When you explicitly optimize against a detector of unaligned thoughts, you're partially optimizing for more aligned thoughts, and partially optimizing for unaligned thoughts that are harder to detect.

This is correct, and I believe the answer is to optimize for detecting aligned thoughts.

Human raters make systematic errors - regular, compactly describable, predictable errors.

This implies it's possible- through another set of human or automated raters- rate better. If the errors are predictable, you could train a model to predict the errors- by comparing rater errors and a heavily scrutinized ground truth. You could add this model's error prediction to the rater answer and get a correct label.

Many alignment problems of superintelligence will not naturally appear at pre-dangerous, passively-safe levels of capability.

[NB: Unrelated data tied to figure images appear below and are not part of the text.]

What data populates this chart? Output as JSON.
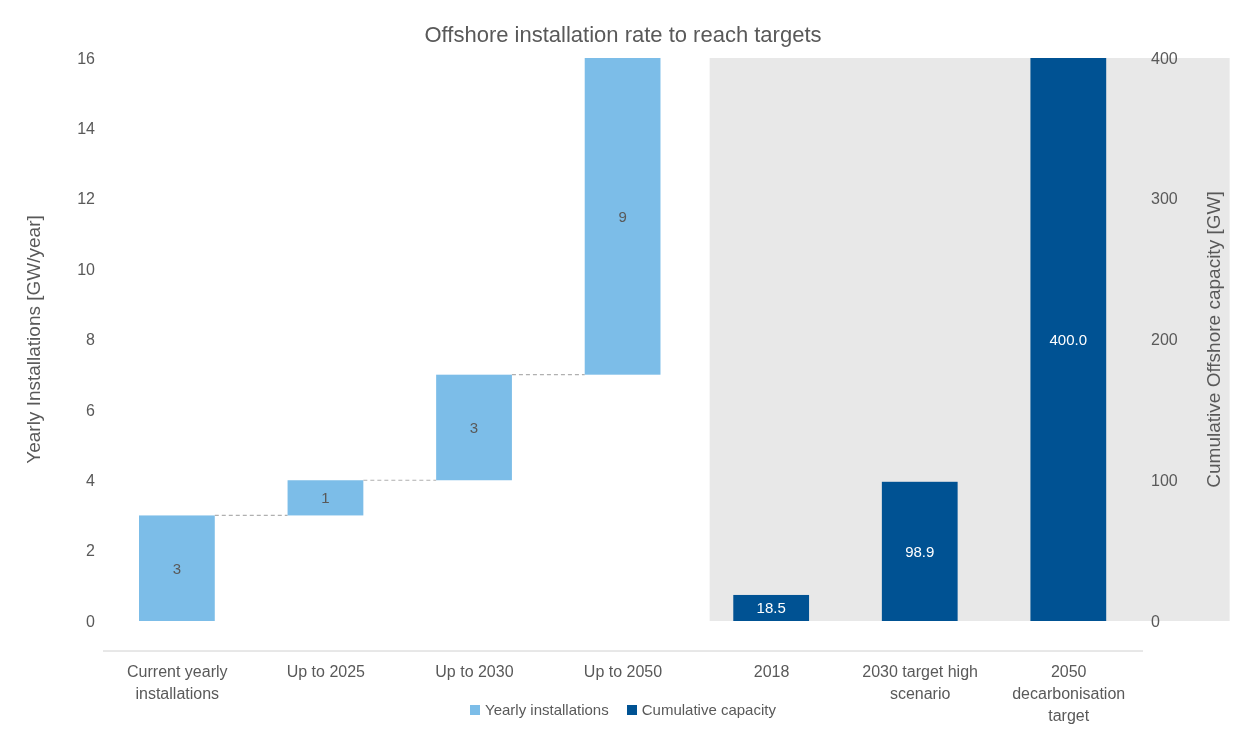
{
  "chart_data": {
    "type": "bar",
    "title": "Offshore installation rate to reach targets",
    "ylabel": "Yearly Installations [GW/year]",
    "y2label": "Cumulative Offshore capacity [GW]",
    "categories": [
      "Current yearly installations",
      "Up to 2025",
      "Up to 2030",
      "Up to 2050",
      "2018",
      "2030 target high scenario",
      "2050 decarbonisation target"
    ],
    "series": [
      {
        "name": "Yearly installations",
        "color": "#7cbde8",
        "values": [
          3,
          1,
          3,
          9,
          null,
          null,
          null
        ],
        "base": [
          0,
          3,
          4,
          7,
          null,
          null,
          null
        ],
        "value_labels": [
          "3",
          "1",
          "3",
          "9",
          null,
          null,
          null
        ]
      },
      {
        "name": "Cumulative capacity",
        "color": "#005293",
        "axis": "y2",
        "values": [
          null,
          null,
          null,
          null,
          18.5,
          98.9,
          400
        ],
        "value_labels": [
          null,
          null,
          null,
          null,
          "18.5",
          "98.9",
          "400.0"
        ]
      }
    ],
    "ylim": [
      0,
      16
    ],
    "yticks": [
      0,
      2,
      4,
      6,
      8,
      10,
      12,
      14,
      16
    ],
    "y2lim": [
      0,
      400
    ],
    "y2ticks": [
      0,
      100,
      200,
      300,
      400
    ],
    "bands": [
      {
        "axis": "x",
        "from": "2018",
        "to": "2050 decarbonisation target",
        "color": "#e8e8e8"
      }
    ],
    "grid": false,
    "legend": "bottom"
  }
}
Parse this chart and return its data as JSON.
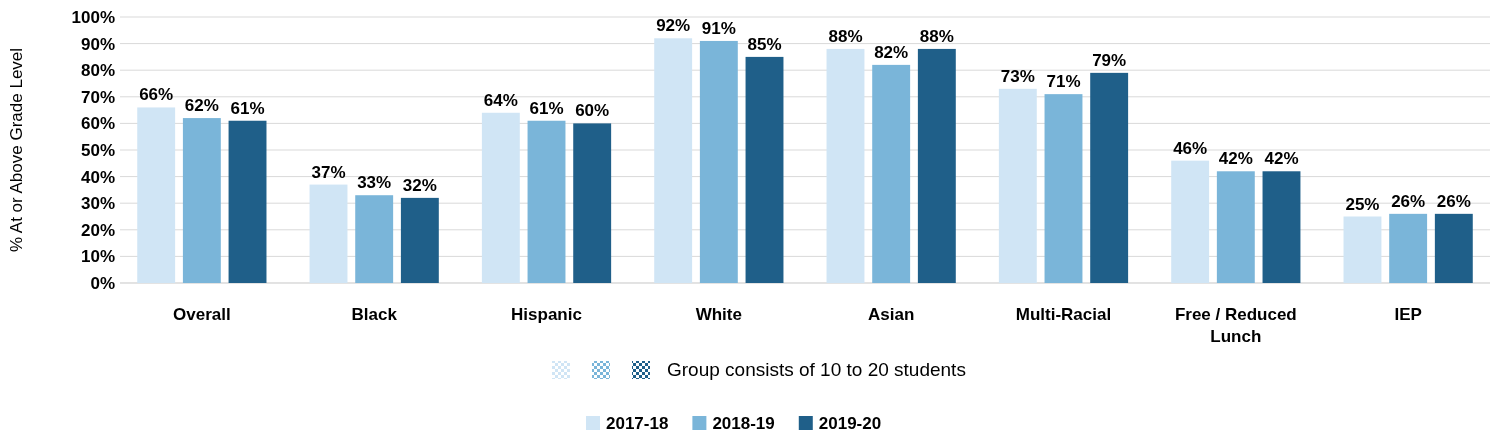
{
  "chart_data": {
    "type": "bar",
    "ylabel": "% At or Above Grade Level",
    "categories": [
      "Overall",
      "Black",
      "Hispanic",
      "White",
      "Asian",
      "Multi-Racial",
      "Free / Reduced Lunch",
      "IEP"
    ],
    "series": [
      {
        "name": "2017-18",
        "color": "#d0e5f5",
        "values": [
          66,
          37,
          64,
          92,
          88,
          73,
          46,
          25
        ],
        "value_labels": [
          "66%",
          "37%",
          "64%",
          "92%",
          "88%",
          "73%",
          "46%",
          "25%"
        ]
      },
      {
        "name": "2018-19",
        "color": "#7ab5d9",
        "values": [
          62,
          33,
          61,
          91,
          82,
          71,
          42,
          26
        ],
        "value_labels": [
          "62%",
          "33%",
          "61%",
          "91%",
          "82%",
          "71%",
          "42%",
          "26%"
        ]
      },
      {
        "name": "2019-20",
        "color": "#1f5f89",
        "values": [
          61,
          32,
          60,
          85,
          88,
          79,
          42,
          26
        ],
        "value_labels": [
          "61%",
          "32%",
          "60%",
          "85%",
          "88%",
          "79%",
          "42%",
          "26%"
        ]
      }
    ],
    "ylim": [
      0,
      100
    ],
    "yticks": [
      {
        "value": 0,
        "label": "0%"
      },
      {
        "value": 10,
        "label": "10%"
      },
      {
        "value": 20,
        "label": "20%"
      },
      {
        "value": 30,
        "label": "30%"
      },
      {
        "value": 40,
        "label": "40%"
      },
      {
        "value": 50,
        "label": "50%"
      },
      {
        "value": 60,
        "label": "60%"
      },
      {
        "value": 70,
        "label": "70%"
      },
      {
        "value": 80,
        "label": "80%"
      },
      {
        "value": 90,
        "label": "90%"
      },
      {
        "value": 100,
        "label": "100%"
      }
    ],
    "grid": "y",
    "legend": "bottom",
    "annotations": [
      "Group consists of 10 to 20 students"
    ]
  }
}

Modern language models are not aligned. Anthropic's HH is the closest thing available, and I'm not sure anyone else has had a chance to test it out for weaknesses or misalignment. (OpenAI's Instruct RLHF models are deceptively misaligned, and have gone more and more misaligned over time. They fail to faithfully give the right answer, and say something that is similar to the training objective-- usually something bland and "reasonable.")

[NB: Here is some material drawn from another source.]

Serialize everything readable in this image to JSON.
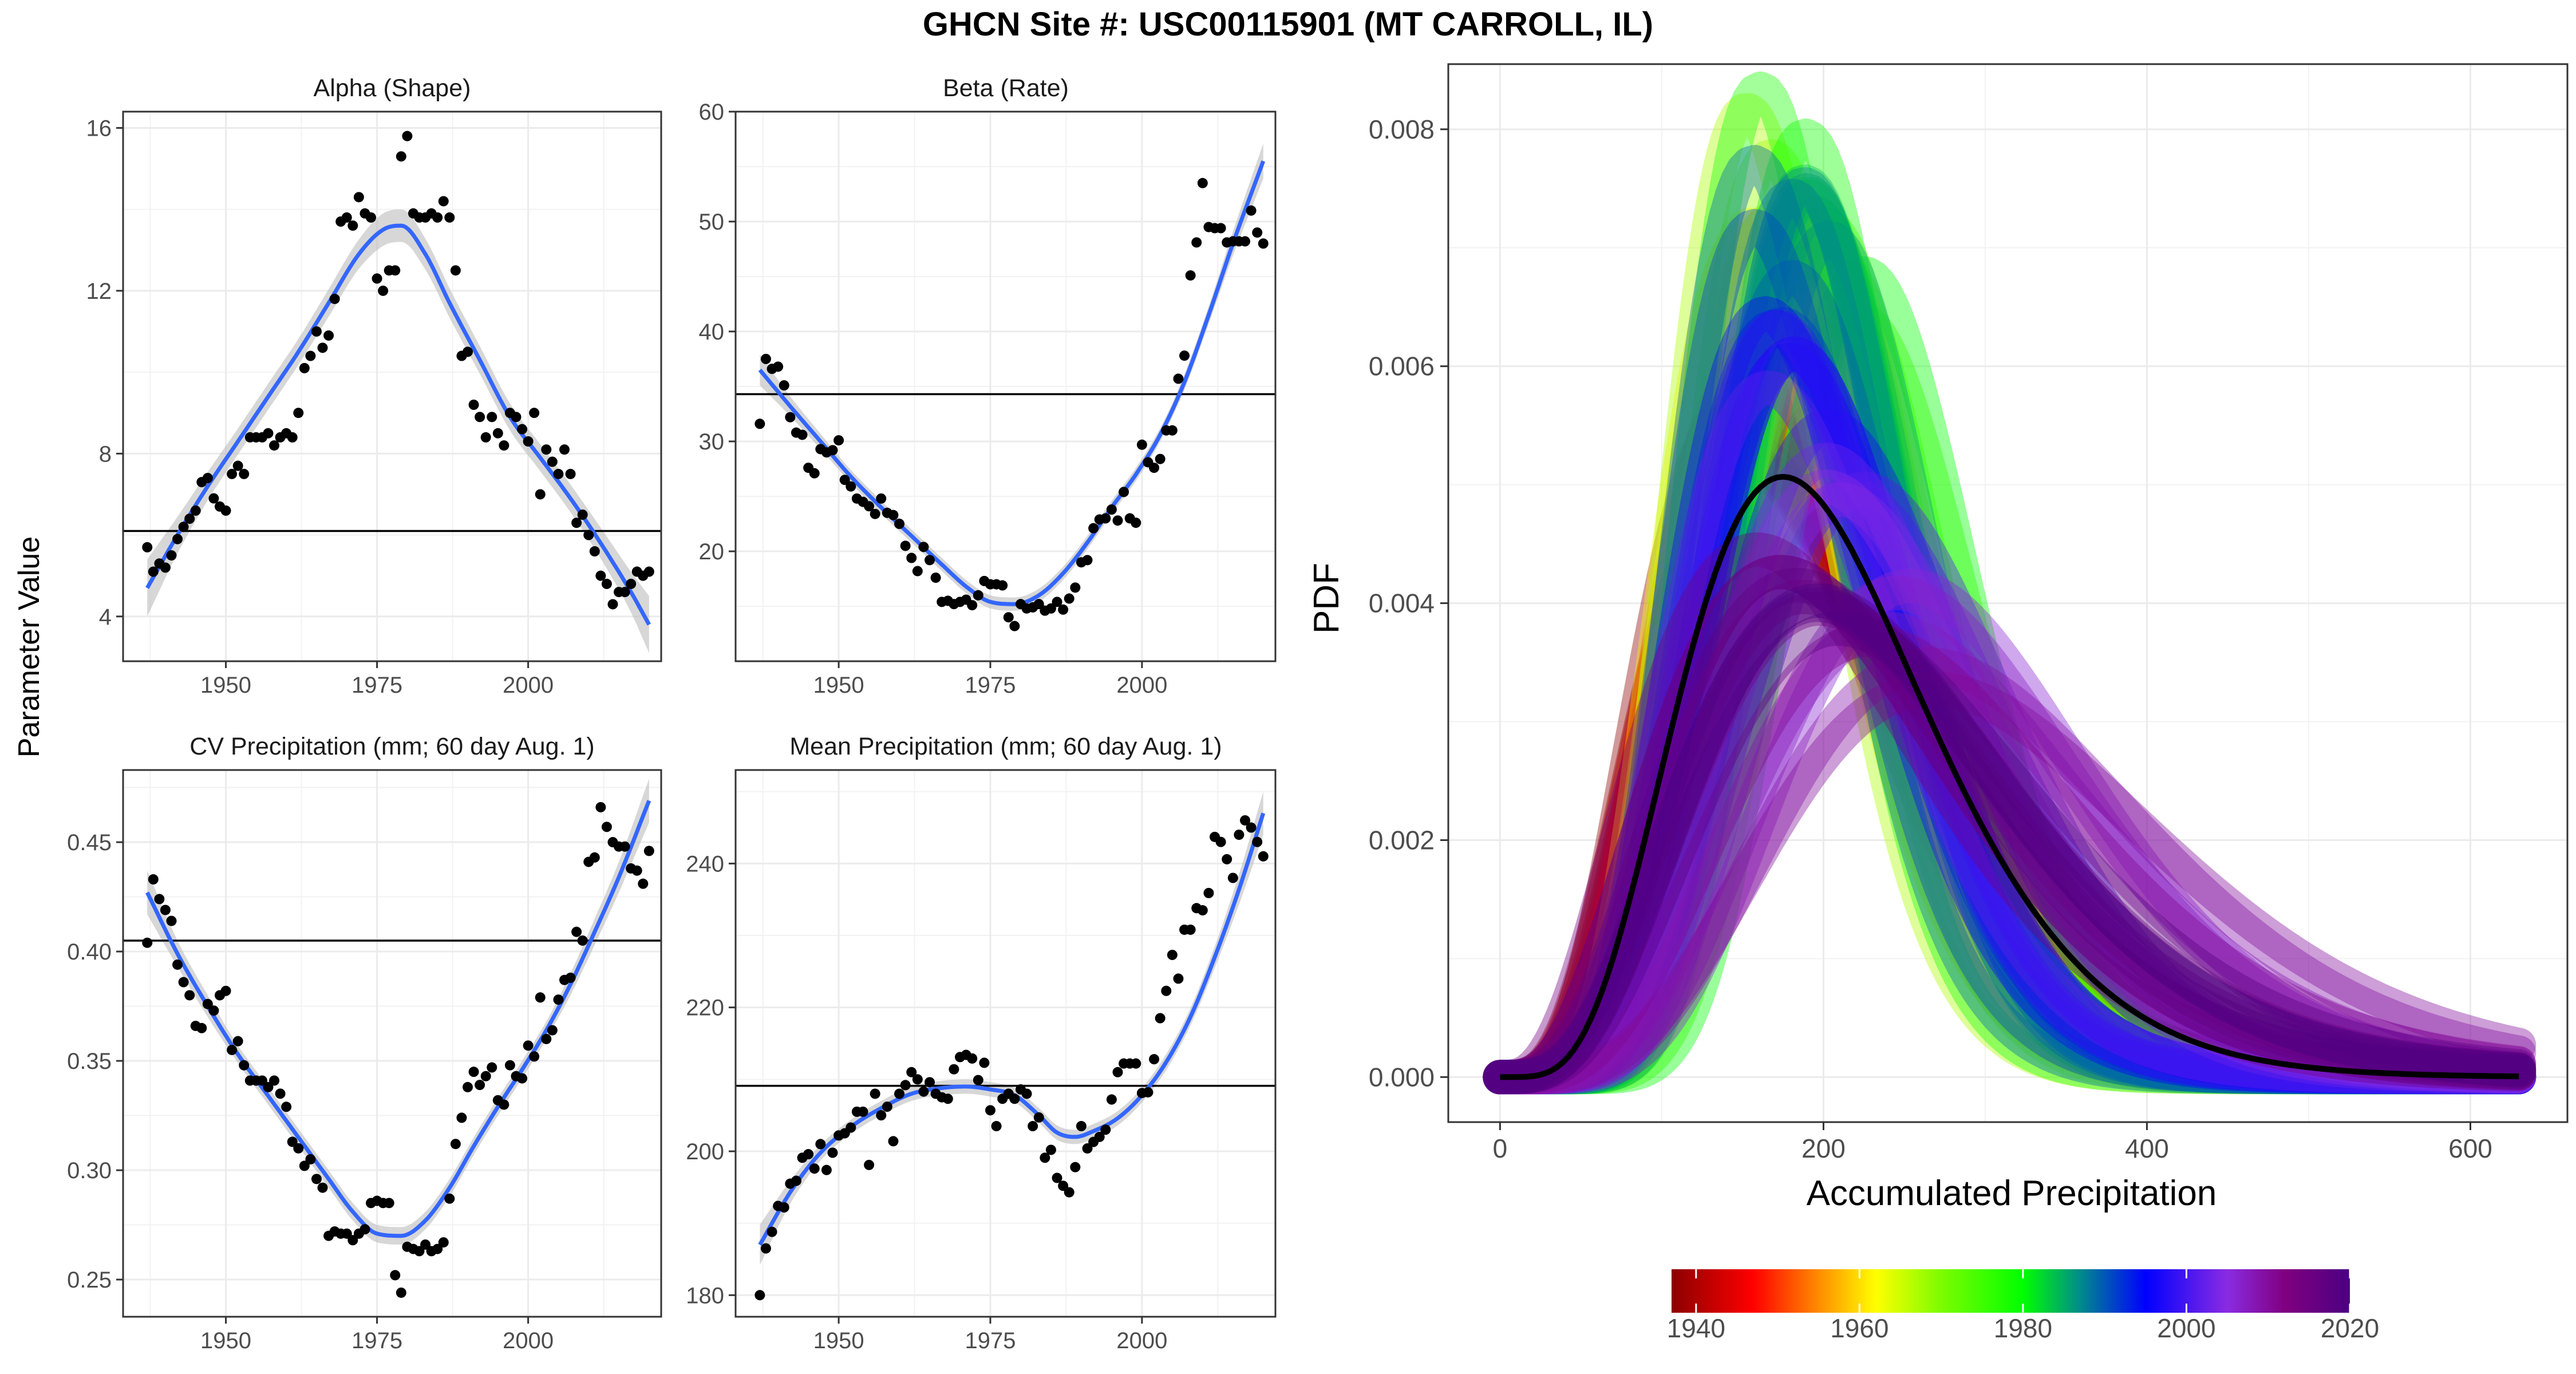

For example, a model trained on the base objective "imitate what humans would say" might do nearly as well if it had the proxy objective "say something humans find reasonable." There are very few situations in which humans would find reasonable something they wouldn't say or vice-versa, so the marginal benefit of aligning the proxy objective with the base objective is quite small.

For zero-shot tasks, this is the problem text-davinci-002 and text-davinci-001 to a lesser extent face. I believe they are deceptively aligned. davinci-instruct-beta does not face this problem.

For example, when text-davinci-002 is asked zero-shot to make an analogy between two things, it will often instead plainly explain both instead.